Page MenuHomePhabricator

pagegenerators.PreloadingGenerator should be disabled for -liverecentchanges
Closed, ResolvedPublic

Description

pagegenerators.PreloadingGenerator (as well as Site.preloadpages) should aleways be disabled for -liverecentchanges option. It is exceedingly superfluous to make a bulk load for -liverecentchanges which waits for an event. Otherwise the process waits until the buffer is full to start the operation. This is counterproductive because that option intends processing the event as soon as possible.

Event Timeline

Xqt triaged this task as Medium priority.May 15 2016, 10:37 AM

Change 288919 had a related patch set uploaded (by Xqt):
[IMPR] Disable PreloadingGenerator when -liverecentchanges is selected

https://gerrit.wikimedia.org/r/288919

For the general problem wrt in PreloadingGenerator, using groupsize=1 solves the problem. Pages will be emitted immediately. This was previously called step, but was renamed in 65b75413.

Also any solution to this bug must not be designed only for -liverecentchanges ; any page generators could be emitting changes 'live' from the wiki, and we already have another one RepeatingGenerator.
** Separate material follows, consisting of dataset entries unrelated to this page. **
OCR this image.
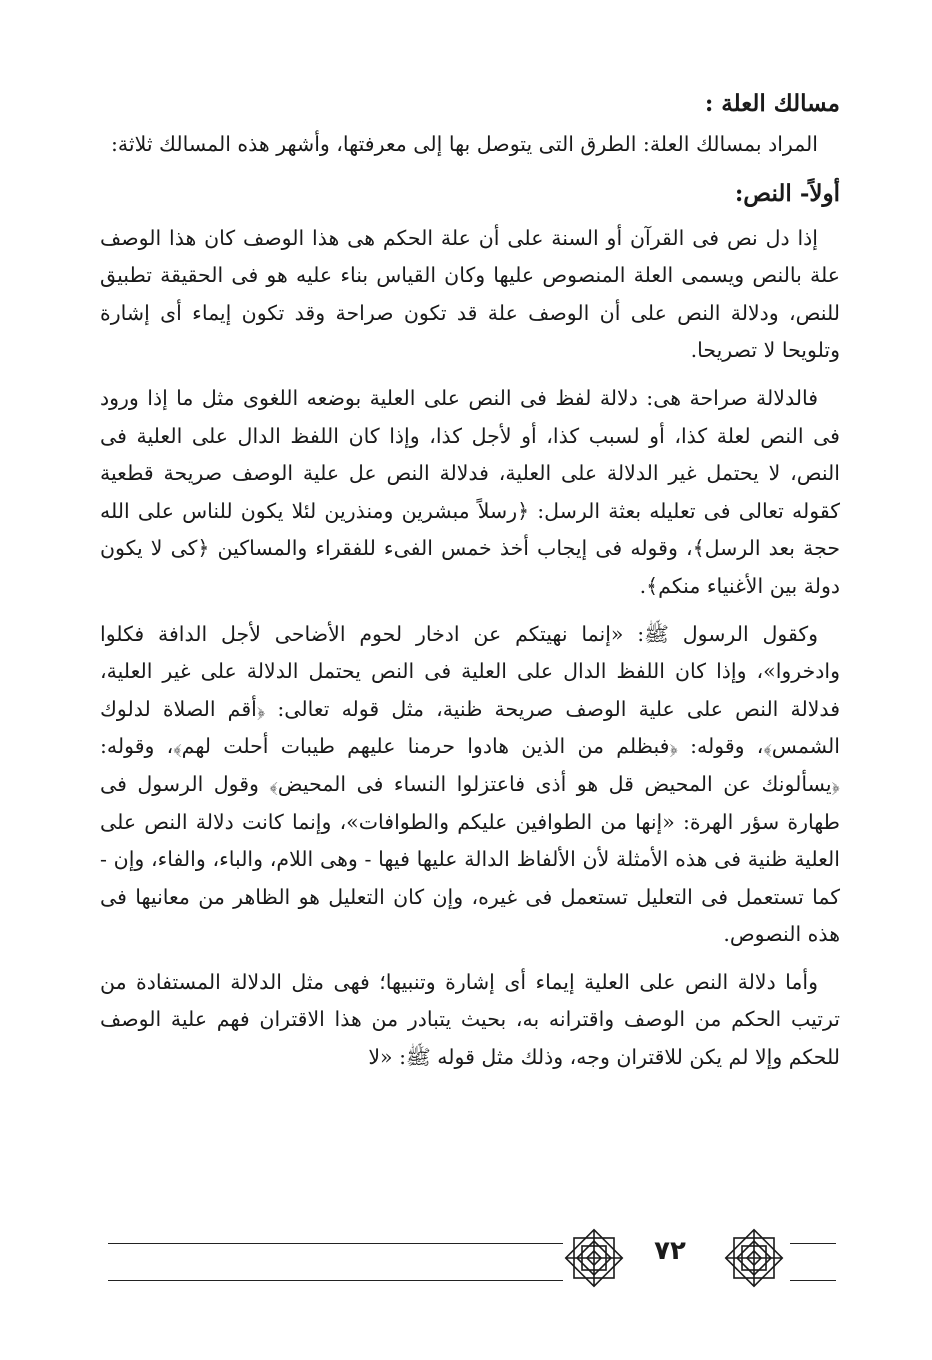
مسالك العلة :

المراد بمسالك العلة: الطرق التى يتوصل بها إلى معرفتها، وأشهر هذه المسالك ثلاثة:

أولاً- النص:

إذا دل نص فى القرآن أو السنة على أن علة الحكم هى هذا الوصف كان هذا الوصف علة بالنص ويسمى العلة المنصوص عليها وكان القياس بناء عليه هو فى الحقيقة تطبيق للنص، ودلالة النص على أن الوصف علة قد تكون صراحة وقد تكون إيماء أى إشارة وتلويحا لا تصريحا.

فالدلالة صراحة هى: دلالة لفظ فى النص على العلية بوضعه اللغوى مثل ما إذا ورود فى النص لعلة كذا، أو لسبب كذا، أو لأجل كذا، وإذا كان اللفظ الدال على العلية فى النص، لا يحتمل غير الدلالة على العلية، فدلالة النص عل علية الوصف صريحة قطعية كقوله تعالى فى تعليله بعثة الرسل: ﴿رسلاً مبشرين ومنذرين لئلا يكون للناس على الله حجة بعد الرسل﴾، وقوله فى إيجاب أخذ خمس الفىء للفقراء والمساكين ﴿كى لا يكون دولة بين الأغنياء منكم﴾.

وكقول الرسول ﷺ: «إنما نهيتكم عن ادخار لحوم الأضاحى لأجل الدافة فكلوا وادخروا»، وإذا كان اللفظ الدال على العلية فى النص يحتمل الدلالة على غير العلية، فدلالة النص على علية الوصف صريحة ظنية، مثل قوله تعالى: ﴿أقم الصلاة لدلوك الشمس﴾، وقوله: ﴿فبظلم من الذين هادوا حرمنا عليهم طيبات أحلت لهم﴾، وقوله: ﴿يسألونك عن المحيض قل هو أذى فاعتزلوا النساء فى المحيض﴾ وقول الرسول فى طهارة سؤر الهرة: «إنها من الطوافين عليكم والطوافات»، وإنما كانت دلالة النص على العلية ظنية فى هذه الأمثلة لأن الألفاظ الدالة عليها فيها - وهى اللام، والباء، والفاء، وإن - كما تستعمل فى التعليل تستعمل فى غيره، وإن كان التعليل هو الظاهر من معانيها فى هذه النصوص.

وأما دلالة النص على العلية إيماء أى إشارة وتنبيها؛ فهى مثل الدلالة المستفادة من ترتيب الحكم من الوصف واقترانه به، بحيث يتبادر من هذا الاقتران فهم علية الوصف للحكم وإلا لم يكن للاقتران وجه، وذلك مثل قوله ﷺ: «لا

٧٢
The bugs we need to solve are

  1. within GeneratorFactory, when PreloadingGenerator is used when -liverecentchanges (or similar) has been specified.

e.g. a very specific problem in getCombinedGenerator, where

if self.articlefilter_list:
    dupfiltergen = RegexBodyFilterPageGenerator(
        PreloadingGenerator(dupfiltergen), self.articlefilter_list)

We need to not call PreloadingGenerator there if -liverecentchanges is activated, or call it with groupsize=1.
IMO the simplest solution is for GeneratorFactory to have an attribute groupsize initially None, which -liverecentchanges would set to 1.

  1. scripts often call PreloadingGenerator after the factory has given them a page generator, any thus they will inadvertently be trying to preload liverecentchanges.

My preferred solution for that is that the script tells the GeneratorFactory, in the constructor, that the script believes preloading would be beneficial, and the script does not add its own PreloadingGenerator.
(which is already implemented in https://gerrit.wikimedia.org/r/#/c/172577/2 )

Change 288919 merged by jenkins-bot:
[pywikibot/core@master] [IMPR] Provide preloading via GeneratorFactory.getCombinedGenerator()

https://gerrit.wikimedia.org/r/288919